For clarity, only certain selected aspects of the software-based implementations are described. Other details that are well known in the art are omitted. For example, it should be understood that the disclosed technology is not limited to any specific computer language or program. For instance, the disclosed technology can be implemented by software written in C++, Java, Perl, JavaScript, Adobe Flash, or any other suitable programming language. Likewise, the disclosed technology is not limited to any particular computer or type of hardware. Certain details of suitable computers and hardware are well known and need not be set forth in detail in this disclosure.
It should also be well understood that any functionality described herein can be performed, at least in part, by one or more hardware logic components, instead of software. For example, and without limitation, illustrative types of hardware logic components that can be used include Field-programmable Gate Arrays (FPGAs), Program-specific Integrated Circuits (ASICs), Program-specific Standard Products (ASSPs), System-on-a-chip systems (SOCs), Complex Programmable Logic Devices (CPLDs), etc.
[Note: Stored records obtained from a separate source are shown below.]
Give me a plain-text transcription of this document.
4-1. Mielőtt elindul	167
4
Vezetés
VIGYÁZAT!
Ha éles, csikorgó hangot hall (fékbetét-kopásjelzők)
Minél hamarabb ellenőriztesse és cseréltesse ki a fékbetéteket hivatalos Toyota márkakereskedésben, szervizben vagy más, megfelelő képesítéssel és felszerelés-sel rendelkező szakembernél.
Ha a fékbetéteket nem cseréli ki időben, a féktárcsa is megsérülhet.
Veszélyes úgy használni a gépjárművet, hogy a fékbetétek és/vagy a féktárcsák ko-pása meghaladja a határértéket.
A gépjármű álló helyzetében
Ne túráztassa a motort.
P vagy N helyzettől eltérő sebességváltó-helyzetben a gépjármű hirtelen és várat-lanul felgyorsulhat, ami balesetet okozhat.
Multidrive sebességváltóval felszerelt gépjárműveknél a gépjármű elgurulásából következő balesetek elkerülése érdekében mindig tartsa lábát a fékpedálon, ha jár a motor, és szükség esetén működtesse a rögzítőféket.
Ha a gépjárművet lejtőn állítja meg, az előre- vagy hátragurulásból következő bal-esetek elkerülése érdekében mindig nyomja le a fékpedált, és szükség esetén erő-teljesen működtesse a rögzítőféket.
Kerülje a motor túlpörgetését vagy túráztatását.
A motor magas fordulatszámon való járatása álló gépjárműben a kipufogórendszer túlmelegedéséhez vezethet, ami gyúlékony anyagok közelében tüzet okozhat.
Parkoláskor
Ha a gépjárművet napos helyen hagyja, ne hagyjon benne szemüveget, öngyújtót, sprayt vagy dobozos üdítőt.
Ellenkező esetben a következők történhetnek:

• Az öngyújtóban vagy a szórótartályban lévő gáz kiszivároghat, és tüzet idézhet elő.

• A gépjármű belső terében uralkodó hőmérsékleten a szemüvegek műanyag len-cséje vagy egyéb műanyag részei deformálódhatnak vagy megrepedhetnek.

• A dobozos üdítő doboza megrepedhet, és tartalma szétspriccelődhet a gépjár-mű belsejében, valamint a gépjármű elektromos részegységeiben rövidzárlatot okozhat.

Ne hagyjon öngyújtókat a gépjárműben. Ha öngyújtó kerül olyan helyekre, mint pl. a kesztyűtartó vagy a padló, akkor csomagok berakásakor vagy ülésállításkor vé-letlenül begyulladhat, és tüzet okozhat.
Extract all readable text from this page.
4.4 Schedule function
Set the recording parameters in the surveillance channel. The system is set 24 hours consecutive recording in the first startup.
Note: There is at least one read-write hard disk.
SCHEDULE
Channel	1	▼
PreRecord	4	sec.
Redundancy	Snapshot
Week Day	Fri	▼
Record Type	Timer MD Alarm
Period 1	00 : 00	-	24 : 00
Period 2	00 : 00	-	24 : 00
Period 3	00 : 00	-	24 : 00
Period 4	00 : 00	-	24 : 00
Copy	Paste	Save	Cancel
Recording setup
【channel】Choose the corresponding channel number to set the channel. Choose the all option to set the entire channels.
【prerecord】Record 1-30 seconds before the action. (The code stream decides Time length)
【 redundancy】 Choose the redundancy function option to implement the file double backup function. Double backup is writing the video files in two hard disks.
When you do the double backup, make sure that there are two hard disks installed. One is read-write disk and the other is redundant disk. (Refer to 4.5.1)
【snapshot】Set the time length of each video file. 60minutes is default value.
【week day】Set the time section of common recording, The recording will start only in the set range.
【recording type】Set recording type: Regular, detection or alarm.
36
Furthermore, any of the software-based embodiments (comprising, for example, computer-executable instructions for causing a computer to perform any of the disclosed methods) can be uploaded, downloaded, or remotely accessed through a suitable communication means. Such suitable communication means include, for example, the Internet, the World Wide Web, an intranet, software applications, cable (including fiber optic cable), magnetic communications, electromagnetic communications (including RF, microwave, and infrared communications), electronic communications, or other such communication means.
The disclosed methods, apparatus, and systems should not be construed as limiting in any way. Instead, the present disclosure is directed toward all novel and nonobvious features and aspects of the various disclosed embodiments, alone and in various combinations and subcombinations with one another. The disclosed methods, apparatus, and systems are not limited to any specific aspect or feature or combination thereof, nor do the disclosed embodiments require that any one or more specific advantages be present or problems be solved.
In view of the many possible embodiments to which the principles of the disclosed invention may be applied, it should be recognized that the illustrated embodiments are only preferred examples of the invention and should not be taken as limiting the scope of the invention. Rather, the scope of the invention is defined by the following claims. We therefore claim as our invention all that comes within the scope of these claims.